Não se trata de uma pesquisa artística racionalmente empreendida, nem de uma questão dirigida ao mundo formal da arte. O seu foco são todas as formas, isto é, a pesquisa de Chafes não se circunscreve à forma artística, mas interessa-lhe perceber como arte e natureza partilham princípios de formação equivalentes. Por isso, é que nos seus desenhos surgem unidas num mesmo plano formas vegetais, orgânicas e geométricas, como que a mostrar a relação de continuidade e pertença existente entre princípios formais aparentemente diferentes.

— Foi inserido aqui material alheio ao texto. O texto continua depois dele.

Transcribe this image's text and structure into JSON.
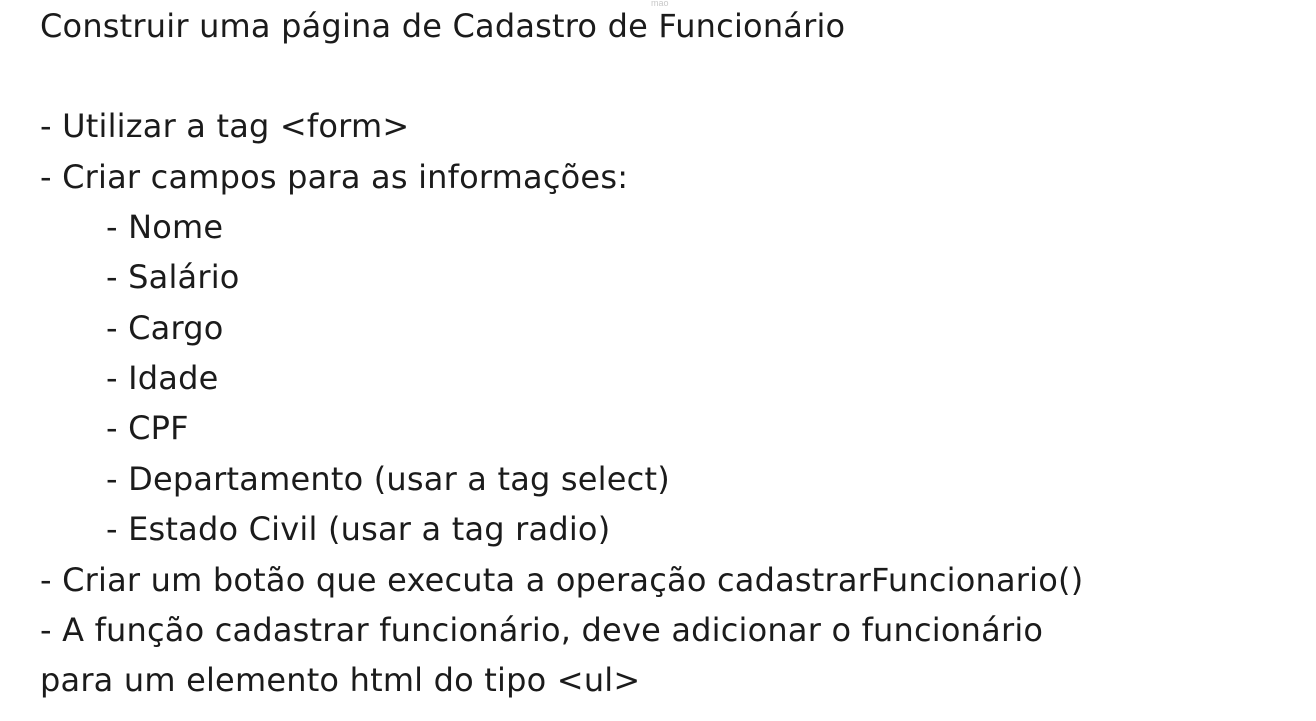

Apesar deste continuo, podem estabelecer-se diferenças: se a relação com as formas vegetais parece ser contemplativa — com tudo o que esta actividade implica do ponto de vista do treino da observação e da inteligência —, a visão do corpo é feita a partir do ponto de vista do sangue, isto é, estes desenhos percorrem o caminho das veias, do sangue e do pulsar ritmado do coração na tentativa de saber o que é um corpo. Uma visão a partir do interior a que não corresponde uma procura pela alma, mas a conquista da visão do sangue.

A esta visão, que muito acertadamente os curadores caracterizam como gótica, juntam-se modos de pensar seriais que filiam o trabalho deste escultor nos procedimentos de muita escultura minimalista norte-americana. Não que possamos dizer que há uma semelhança entre Chafes e os minimalistas, mas o forte interesse na espacialização das suas formas — como é explícito em muitos detalhes destes desenhos — torna claro que o que lhe interessa não é o objecto isolado, mas a sua capacidade de transmutação do espaço. Por isso, nestes desenhos ao desejo pelos corpos orgânicos e vegetais, alia-se um pensamento sobre a posição dos corpos do espaço, o seu movimento, organização e transformação.

Independentemente do modo como cada desenho é singular e detém elementos característicos individuais como a sua datação, materiais específicos (como remédios, tinturas, flores esmagadas, chá, etc.) e temas particulares, há uma recorrência de certos elementos estruturantes que provocam a experiência de se estar face a uma espécie de desenho continuo — como aliás, o título da exposição antecipa. Mas se o título aponta para uma ideia de infinitude, a sua natureza parece ser mais próxima da ideia romântica de absoluto literário (a que correspondeu um momento de crise artística, filosófica e política), tomando emprestada esta expressão a Lacoue-Labarthe e Nancy e à sua sistematização da teoria da arte e da literatura dos românticos de Jena. Trata-se de uma ideia — fundamental em toda a obra de Chafes — que propõe que independentemente dos diferentes momentos, formas, títulos, materiais ou expressões, o que está em causa é a aproximação a uma mesma inquietação. E todos os seus gestos são formas de aproximação a esse lugar turbulento e desconhecido desenvolvidos não através de uma estratégia de simples repetição, mas sim a partir do desenvolvimento de possíveis formas de concretização do desenho e da escultura por descobrir, por nomear, por encontrar.